Measuring usability for assistive technology users
As companies build and mature their accessibility programs, we often see common themes materialize. After a team builds accessibility into their development cycle and addresses their backlog of WCAG issues, the focus shifts to user experience. Companies consider “do AT users like our product” and how “does the UX compare to the rest of our users”?
In hindsight, “time to complete a task” was the least meaningful metric that we found in our efforts to measure user experience at Fable. The time it takes for an AT user to complete a task can be a valuable datapoint at the individual level but loses utility in aggregate. The problem is with averaging and comparing. Comparing an expert JAWS user to a novice Dragon NaturallySpeaking user is not meaningful. When looking at data related to the time to complete a task, the likelihood of misinterpretation increases. These experiences are fundamentally different.
Build on something that works
The System Usability Scale (SUS) was developed in 1986 by John Brooke. It’s one of many psychometrically designed surveys, though it is unique both in that it remains popular and has been consistently used by organizations for decades. John Brooke’s objective with the System Usability Scale was to take a quick snapshot of people’s satisfaction when using systems, or what we’d commonly refer to today as digital products like apps and websites.

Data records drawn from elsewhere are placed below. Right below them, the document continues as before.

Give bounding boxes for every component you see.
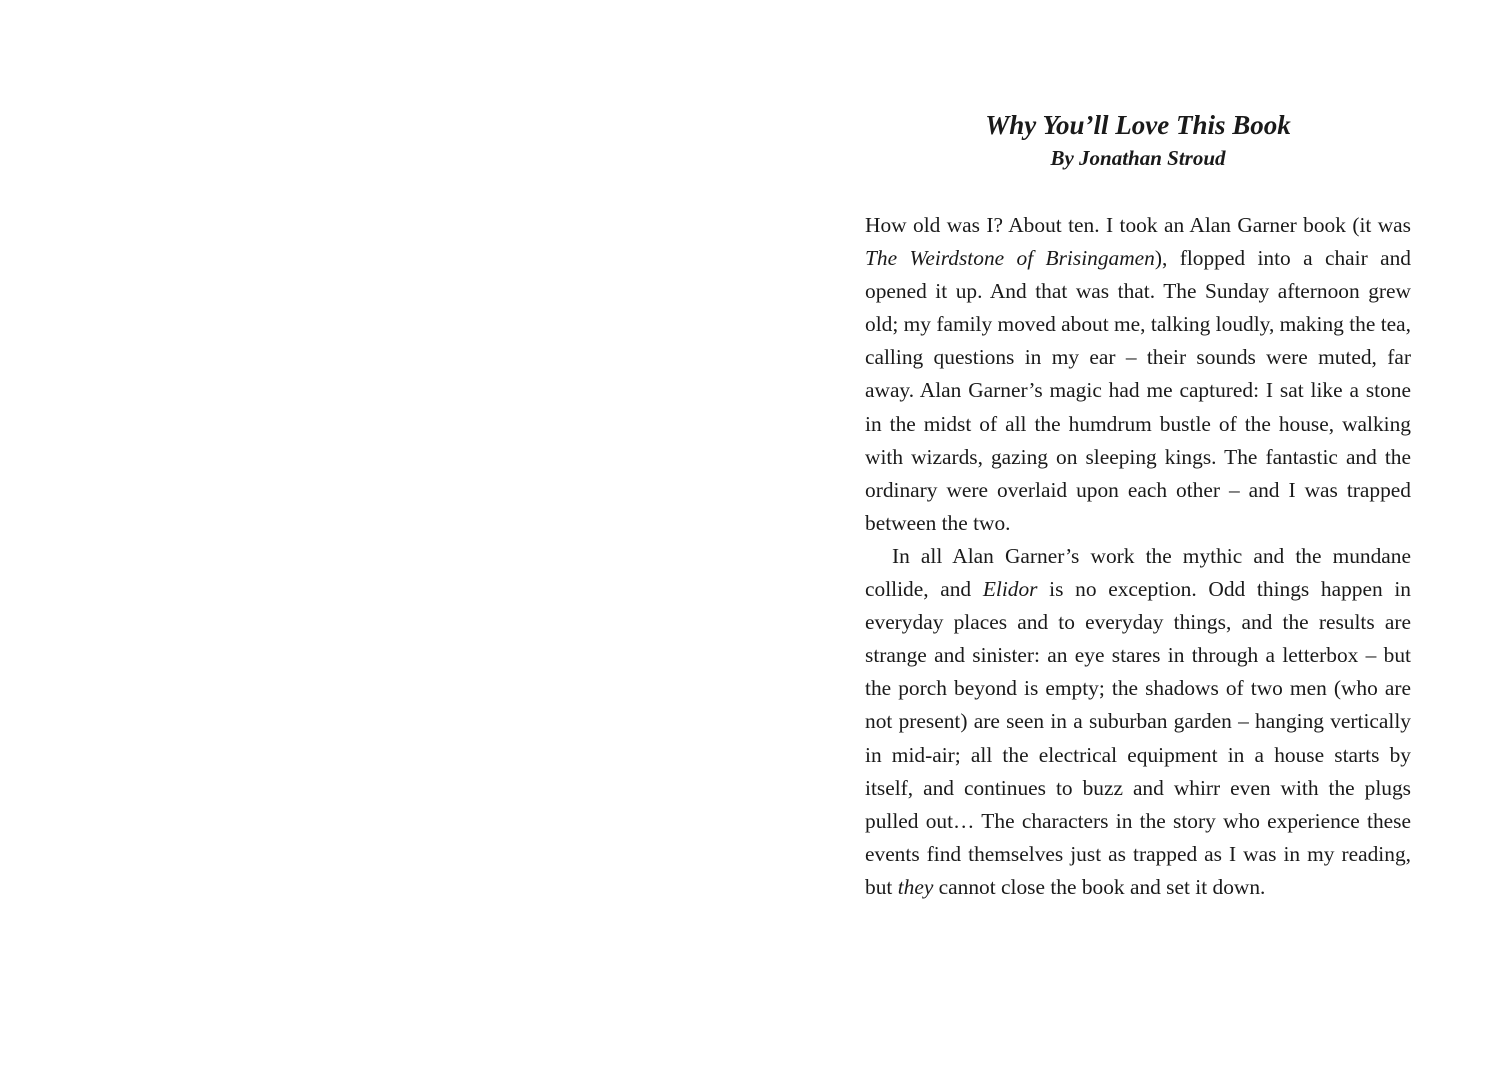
book-title-elidor: Elidor	[982, 577, 1038, 602]
byline: By Jonathan Stroud	[1050, 146, 1226, 170]
paragraph-1-part-c: ), flopped into a chair and opened it up. And that was that. The Sunday afternoon grew old; my family moved about me, talking loudly, making the tea, calling questions in my ear – their sounds were muted, far away. Alan Garner’s magic had me captured: I sat like a stone in the midst of all the humdrum bustle of the house, walking with wizards, gazing on sleeping kings. The fantastic and the ordinary were overlaid upon each other – and I was trapped between the two.	[865, 246, 1411, 535]
heading	[865, 108, 1411, 174]
paragraph-2	[865, 540, 1411, 904]
paragraph-1	[865, 209, 1411, 540]
paragraph-2-part-a: In all Alan Garner’s work the mythic and the mundane collide, and	[865, 543, 1411, 602]
book-title-weirdstone: The Weirdstone of Brisingamen	[865, 246, 1155, 271]
emphasis-they: they	[897, 874, 934, 899]
paragraph-2-part-c: is no exception. Odd things happen in everyday places and to everyday things, and the results are strange and sinister: an eye stares in through a letterbox – but the porch beyond is empty; the shadows of two men (who are not present) are seen in a suburban garden – hanging vertically in mid-air; all the electrical equipment in a house starts by itself, and continues to buzz and whirr even with the plugs pulled out… The characters in the story who experience these events find themselves just as trapped as I was in my reading, but	[865, 577, 1412, 899]
paragraph-1-part-a: How old was I? About ten. I took an Alan Garner book (it was	[865, 213, 1411, 237]
right-page	[865, 108, 1411, 904]
page-title: Why You’ll Love This Book	[985, 110, 1291, 140]
paragraph-2-part-e: cannot close the book and set it down.	[933, 874, 1266, 899]
body-text	[865, 209, 1411, 904]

The context is different for an AT user
The SUS consists of ten statements to be responded to on a Likert scale, which is multiple choice with options ranging from ‘Strongly Disagree’ to ‘Strongly Agree’.

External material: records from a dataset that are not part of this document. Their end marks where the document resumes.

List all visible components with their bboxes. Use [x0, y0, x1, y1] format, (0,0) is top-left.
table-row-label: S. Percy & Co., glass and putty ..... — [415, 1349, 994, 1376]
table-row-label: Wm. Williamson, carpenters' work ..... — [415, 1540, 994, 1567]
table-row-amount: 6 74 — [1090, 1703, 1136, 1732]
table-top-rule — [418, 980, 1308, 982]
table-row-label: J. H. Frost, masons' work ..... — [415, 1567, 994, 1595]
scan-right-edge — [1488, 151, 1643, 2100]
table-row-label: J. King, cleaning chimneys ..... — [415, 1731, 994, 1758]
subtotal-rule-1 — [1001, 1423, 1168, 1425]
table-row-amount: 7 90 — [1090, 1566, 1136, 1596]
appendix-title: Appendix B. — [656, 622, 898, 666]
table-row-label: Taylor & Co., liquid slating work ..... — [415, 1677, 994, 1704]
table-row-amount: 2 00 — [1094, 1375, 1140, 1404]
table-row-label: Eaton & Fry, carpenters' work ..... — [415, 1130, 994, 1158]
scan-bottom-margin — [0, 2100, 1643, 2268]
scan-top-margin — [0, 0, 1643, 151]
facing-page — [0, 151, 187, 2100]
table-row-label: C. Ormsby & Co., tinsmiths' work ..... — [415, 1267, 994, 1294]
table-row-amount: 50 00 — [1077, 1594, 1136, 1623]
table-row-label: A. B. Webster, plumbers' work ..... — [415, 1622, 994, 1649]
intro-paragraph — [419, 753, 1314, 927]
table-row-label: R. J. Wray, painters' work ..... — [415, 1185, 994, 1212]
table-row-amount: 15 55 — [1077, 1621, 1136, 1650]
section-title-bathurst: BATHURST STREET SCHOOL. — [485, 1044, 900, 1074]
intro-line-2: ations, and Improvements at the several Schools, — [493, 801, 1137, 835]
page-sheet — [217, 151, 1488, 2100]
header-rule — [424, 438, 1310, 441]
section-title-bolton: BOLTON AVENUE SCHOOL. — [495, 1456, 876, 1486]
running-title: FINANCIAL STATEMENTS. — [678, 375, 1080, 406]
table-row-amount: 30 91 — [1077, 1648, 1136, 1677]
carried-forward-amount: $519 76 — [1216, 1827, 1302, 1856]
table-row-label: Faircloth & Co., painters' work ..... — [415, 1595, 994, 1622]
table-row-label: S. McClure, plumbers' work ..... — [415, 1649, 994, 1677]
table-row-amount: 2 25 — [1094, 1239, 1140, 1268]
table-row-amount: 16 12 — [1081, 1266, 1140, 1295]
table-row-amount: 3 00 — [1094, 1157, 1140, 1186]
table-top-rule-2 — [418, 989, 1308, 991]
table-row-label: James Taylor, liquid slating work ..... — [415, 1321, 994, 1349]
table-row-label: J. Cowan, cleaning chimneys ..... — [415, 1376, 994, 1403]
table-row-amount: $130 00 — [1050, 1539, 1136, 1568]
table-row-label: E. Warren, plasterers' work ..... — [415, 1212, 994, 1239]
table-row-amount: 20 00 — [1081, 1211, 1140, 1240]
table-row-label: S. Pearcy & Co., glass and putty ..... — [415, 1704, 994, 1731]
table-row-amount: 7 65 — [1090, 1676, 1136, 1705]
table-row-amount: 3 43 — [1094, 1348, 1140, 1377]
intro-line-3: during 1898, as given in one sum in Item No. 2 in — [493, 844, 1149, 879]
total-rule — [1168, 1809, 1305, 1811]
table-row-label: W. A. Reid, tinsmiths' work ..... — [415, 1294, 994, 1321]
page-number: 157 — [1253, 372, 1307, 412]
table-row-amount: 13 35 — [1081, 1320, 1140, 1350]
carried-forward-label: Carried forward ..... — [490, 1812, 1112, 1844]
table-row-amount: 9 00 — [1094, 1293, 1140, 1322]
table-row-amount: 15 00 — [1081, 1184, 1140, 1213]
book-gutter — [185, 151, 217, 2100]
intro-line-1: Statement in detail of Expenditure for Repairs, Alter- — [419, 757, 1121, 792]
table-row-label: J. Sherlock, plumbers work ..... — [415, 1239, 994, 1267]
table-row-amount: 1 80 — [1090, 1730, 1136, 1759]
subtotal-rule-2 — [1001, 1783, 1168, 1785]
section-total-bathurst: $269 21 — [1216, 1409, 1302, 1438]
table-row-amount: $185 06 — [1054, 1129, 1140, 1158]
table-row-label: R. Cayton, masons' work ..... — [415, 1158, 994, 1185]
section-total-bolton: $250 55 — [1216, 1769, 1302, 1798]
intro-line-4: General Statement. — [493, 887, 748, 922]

One of the questions in the SUS survey is, “I think that I would need the support of a technical person to be able to use this system.” Imagine a screen reader user was going through a sign-up form that required them to draw their signature. In this case, the user likely requires assistance not from a technical person, but another person who doesn’t rely on a screen reader themselves.
Another question is, “I would imagine that most people would learn to use this system very quickly.” In this case, assistive technology users are highly aware that their experiences are unlike most users.
By adapting the SUS questions to relate to the context of an assistive technology user more meaningfully, we can similarly quantify and measure the perceived usability of digital products for assistive technology users. Now, the framework can still measure usability issues, but can do so for those who are impacted by accessibility issues.